In vitro studies also indicate that NG2-dependent signaling by β1 integrins and growth factor receptors can promote cell motility as well as cell proliferation [
27,
50,
52,
53]. In vivo, one indication of this effect is seen in our current studies on macrophage invasion into demyelinated lesions. BrdU tracking studies at day 5, one day after lysolecithin injection, show that 8 to 10% of the macrophages/microglia in dorsal column white matter are located outside demyelinated lesions. By 7 days post-injection in wild type mice, 90% of these peripherally-located cells have migrated into the lesion. By contrast, only 20% of extra-lesional cells have migrated into the lesion in NG2 null mice, indicative of the NG2 dependence of macrophage motility. Similar measurements were not possible in the case of OPCs or pericytes due to the rare occurrence of BrdU-labeled cells outside of demyelinated lesions.

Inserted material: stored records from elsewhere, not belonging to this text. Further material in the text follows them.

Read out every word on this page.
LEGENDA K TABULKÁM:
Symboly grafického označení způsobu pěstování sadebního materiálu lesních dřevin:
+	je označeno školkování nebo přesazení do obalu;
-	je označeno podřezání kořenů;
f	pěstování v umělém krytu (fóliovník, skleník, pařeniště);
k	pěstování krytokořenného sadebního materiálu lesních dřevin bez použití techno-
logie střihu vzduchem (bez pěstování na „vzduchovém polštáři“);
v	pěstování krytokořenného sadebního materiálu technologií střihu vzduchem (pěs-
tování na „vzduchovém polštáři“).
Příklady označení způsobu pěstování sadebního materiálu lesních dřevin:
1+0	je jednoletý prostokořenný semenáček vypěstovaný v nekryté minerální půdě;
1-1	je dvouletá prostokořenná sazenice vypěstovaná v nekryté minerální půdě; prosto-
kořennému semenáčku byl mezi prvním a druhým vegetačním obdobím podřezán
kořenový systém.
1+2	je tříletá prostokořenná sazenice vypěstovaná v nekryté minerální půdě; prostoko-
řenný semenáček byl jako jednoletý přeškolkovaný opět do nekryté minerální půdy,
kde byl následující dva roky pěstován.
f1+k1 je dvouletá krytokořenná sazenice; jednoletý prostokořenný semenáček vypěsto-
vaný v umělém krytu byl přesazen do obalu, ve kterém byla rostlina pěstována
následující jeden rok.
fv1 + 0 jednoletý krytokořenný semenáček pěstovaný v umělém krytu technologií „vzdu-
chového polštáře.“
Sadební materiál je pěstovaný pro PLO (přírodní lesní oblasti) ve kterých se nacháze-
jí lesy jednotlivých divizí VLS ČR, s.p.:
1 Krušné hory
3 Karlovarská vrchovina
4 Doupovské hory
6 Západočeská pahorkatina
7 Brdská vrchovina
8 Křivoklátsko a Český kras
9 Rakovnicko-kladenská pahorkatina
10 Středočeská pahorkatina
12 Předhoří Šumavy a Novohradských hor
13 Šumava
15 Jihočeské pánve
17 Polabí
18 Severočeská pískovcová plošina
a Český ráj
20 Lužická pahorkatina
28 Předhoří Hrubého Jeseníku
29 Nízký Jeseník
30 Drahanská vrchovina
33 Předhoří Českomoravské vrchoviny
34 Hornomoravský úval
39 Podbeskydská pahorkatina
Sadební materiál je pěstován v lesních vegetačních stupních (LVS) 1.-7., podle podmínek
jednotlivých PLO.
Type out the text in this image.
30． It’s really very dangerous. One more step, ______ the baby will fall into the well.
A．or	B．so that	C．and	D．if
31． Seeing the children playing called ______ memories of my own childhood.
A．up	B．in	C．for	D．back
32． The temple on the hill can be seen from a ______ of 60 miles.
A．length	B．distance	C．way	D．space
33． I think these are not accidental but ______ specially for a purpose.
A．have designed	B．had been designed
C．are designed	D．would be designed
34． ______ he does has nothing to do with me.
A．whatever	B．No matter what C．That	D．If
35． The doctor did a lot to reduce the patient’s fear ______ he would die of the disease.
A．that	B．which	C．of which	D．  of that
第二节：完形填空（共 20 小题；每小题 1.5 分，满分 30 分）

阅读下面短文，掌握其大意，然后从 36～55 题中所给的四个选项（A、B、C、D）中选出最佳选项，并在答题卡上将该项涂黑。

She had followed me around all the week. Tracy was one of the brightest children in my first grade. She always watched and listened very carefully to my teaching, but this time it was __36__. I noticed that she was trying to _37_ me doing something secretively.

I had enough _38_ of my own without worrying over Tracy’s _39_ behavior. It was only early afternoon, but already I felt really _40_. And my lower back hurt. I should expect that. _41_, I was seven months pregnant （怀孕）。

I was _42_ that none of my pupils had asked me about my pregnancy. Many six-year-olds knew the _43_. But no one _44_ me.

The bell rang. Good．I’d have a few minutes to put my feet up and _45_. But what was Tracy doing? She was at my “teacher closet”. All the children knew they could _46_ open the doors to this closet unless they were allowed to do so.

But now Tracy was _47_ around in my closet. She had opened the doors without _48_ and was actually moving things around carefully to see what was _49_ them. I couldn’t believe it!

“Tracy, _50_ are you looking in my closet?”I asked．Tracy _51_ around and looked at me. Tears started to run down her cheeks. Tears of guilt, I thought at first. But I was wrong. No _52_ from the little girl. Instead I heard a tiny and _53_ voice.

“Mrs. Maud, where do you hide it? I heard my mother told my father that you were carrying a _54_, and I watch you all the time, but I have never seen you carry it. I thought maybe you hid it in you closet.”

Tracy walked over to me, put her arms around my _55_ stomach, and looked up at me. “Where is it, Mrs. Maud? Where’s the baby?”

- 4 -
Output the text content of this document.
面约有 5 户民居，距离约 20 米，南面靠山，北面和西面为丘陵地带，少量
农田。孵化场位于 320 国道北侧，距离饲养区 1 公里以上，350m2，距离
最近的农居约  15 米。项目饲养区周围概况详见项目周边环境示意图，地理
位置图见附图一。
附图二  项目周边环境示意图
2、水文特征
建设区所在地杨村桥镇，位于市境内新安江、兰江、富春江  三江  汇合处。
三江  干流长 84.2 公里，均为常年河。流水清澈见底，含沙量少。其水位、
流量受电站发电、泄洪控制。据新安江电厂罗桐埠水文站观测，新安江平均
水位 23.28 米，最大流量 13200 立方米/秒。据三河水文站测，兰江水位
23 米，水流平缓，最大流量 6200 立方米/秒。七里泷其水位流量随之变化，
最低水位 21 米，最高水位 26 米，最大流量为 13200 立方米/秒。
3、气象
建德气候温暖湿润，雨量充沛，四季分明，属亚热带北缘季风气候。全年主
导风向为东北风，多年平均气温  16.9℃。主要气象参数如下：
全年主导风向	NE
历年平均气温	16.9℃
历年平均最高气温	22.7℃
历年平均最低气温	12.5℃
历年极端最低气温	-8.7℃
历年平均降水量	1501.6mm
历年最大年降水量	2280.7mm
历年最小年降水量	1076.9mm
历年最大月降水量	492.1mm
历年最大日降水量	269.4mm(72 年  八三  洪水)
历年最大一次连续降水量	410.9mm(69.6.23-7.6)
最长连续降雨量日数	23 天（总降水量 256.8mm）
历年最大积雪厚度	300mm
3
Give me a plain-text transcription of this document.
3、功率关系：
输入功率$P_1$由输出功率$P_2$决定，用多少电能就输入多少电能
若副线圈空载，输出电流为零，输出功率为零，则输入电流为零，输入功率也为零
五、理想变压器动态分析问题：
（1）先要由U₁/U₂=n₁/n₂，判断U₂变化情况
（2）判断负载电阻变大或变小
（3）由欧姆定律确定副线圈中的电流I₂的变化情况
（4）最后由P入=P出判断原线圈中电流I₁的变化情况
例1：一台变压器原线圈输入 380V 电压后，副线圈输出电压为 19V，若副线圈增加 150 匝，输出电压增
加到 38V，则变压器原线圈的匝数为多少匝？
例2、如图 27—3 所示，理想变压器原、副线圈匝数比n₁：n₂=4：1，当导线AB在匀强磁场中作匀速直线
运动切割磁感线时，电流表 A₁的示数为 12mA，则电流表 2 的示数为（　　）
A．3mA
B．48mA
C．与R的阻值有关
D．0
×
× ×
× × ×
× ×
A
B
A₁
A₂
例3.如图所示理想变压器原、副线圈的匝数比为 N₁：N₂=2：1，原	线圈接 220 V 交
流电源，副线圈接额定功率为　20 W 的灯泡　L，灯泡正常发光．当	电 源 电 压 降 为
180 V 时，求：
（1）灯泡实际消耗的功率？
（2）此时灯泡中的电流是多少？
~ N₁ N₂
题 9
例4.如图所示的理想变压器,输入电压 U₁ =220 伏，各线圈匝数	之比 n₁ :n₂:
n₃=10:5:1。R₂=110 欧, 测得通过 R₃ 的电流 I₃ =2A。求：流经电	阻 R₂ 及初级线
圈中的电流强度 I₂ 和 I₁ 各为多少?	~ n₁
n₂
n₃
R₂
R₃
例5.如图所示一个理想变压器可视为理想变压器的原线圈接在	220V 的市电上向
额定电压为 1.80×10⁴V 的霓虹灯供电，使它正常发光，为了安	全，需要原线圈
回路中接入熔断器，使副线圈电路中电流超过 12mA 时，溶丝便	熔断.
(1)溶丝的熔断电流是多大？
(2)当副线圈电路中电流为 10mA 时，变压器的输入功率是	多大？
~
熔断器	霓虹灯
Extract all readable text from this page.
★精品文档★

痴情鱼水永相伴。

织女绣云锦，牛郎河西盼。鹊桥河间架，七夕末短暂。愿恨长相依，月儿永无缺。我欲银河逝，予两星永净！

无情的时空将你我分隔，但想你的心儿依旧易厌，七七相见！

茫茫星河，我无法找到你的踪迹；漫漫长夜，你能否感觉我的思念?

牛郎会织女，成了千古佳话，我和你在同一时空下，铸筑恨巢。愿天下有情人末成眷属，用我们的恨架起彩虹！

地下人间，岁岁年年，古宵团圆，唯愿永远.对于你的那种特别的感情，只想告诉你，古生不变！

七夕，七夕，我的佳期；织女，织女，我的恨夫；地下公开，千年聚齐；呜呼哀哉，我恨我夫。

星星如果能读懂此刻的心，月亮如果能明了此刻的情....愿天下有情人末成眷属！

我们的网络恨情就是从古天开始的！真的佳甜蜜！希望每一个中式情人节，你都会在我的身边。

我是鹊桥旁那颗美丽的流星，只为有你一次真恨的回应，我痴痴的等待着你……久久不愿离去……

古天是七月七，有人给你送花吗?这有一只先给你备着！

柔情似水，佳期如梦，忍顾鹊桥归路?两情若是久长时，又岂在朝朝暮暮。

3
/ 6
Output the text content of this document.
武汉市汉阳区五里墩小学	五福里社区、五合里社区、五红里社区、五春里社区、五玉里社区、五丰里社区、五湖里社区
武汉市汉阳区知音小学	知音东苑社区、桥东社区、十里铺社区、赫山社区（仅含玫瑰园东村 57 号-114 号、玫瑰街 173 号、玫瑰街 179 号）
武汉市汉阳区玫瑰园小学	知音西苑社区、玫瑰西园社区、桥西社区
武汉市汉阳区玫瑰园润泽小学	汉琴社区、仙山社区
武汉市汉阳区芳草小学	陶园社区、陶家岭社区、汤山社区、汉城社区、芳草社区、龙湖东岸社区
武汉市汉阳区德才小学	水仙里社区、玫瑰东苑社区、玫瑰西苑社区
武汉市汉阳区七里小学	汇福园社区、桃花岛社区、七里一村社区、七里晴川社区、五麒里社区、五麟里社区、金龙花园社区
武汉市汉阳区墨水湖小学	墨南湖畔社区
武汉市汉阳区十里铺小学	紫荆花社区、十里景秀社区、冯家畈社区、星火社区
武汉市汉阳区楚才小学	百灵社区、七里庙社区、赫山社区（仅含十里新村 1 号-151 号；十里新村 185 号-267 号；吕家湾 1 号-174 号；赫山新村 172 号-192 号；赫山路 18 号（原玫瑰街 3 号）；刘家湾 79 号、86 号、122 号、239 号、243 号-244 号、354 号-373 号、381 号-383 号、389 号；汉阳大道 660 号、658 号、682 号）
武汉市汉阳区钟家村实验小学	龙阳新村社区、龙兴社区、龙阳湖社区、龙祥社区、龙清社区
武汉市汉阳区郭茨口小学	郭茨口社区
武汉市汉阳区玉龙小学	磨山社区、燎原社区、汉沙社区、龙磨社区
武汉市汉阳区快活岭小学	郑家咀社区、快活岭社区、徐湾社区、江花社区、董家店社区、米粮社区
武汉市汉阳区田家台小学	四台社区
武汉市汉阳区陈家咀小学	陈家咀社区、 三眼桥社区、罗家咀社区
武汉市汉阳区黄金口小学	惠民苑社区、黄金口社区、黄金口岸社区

Our finding of changes in cytokine expression following NG2 ablation may also be important in understanding changes in demyelination and remyelination in the NG2 null mouse. Although it remains to be determined whether changes in cytokine expression in the NG2 null mouse are associated with changes in macrophages as opposed to other inflammatory cell types, decreased levels of IFNγ and IL-1β coupled with increased levels of IL-4 and IL-10 suggest that NG2 ablation shifts a pro-inflammatory phenotype to an anti-inflammatory one. IFNγ provokes acute re-occurrence of demyelination in MS patients [
54], and IL-1β is present in CNS-infiltrating myeloid cells in MS models [
55]. It therefore seems possible that decreased levels of IFNγ and IL-1β in spinal cord lesions in the NG2 null mouse (or altered activities of cells expressing these cytokines) are responsible for the reduced white matter damage seen in these mice. Moreover, decreased IL-4 production in the CNS exacerbates experimental autoimmune encephalitis, and is associated with increased infiltration of inflammatory cells [
56], while increased IL-10 expression is associated with reduced inflammation [
57]. The possibility that NG2 null macrophages/microglia may exhibit less inflammatory properties than wild type cells is in line with the in vitro finding of a reduced inflammatory phenotype upon knockdown of NG2 in microglia [
58]. We speculate that diminished occurrence of myeloid cells in NG2 null spinal cord lesions, coupled with alterations in the intrinsic properties/functions of NG2-negative macrophages/microglial cells, can affect the progression of demyelination and remyelination in NG2 null mice.
Competing interests
The authors declare that they have no competing interests.
Authors' contributions
WBS and KK designed and performed research, and prepared the manuscript. KK also evaluated the data. YC and AB performed research. VWY designed research. All authors have read and approved the final version of the manuscript.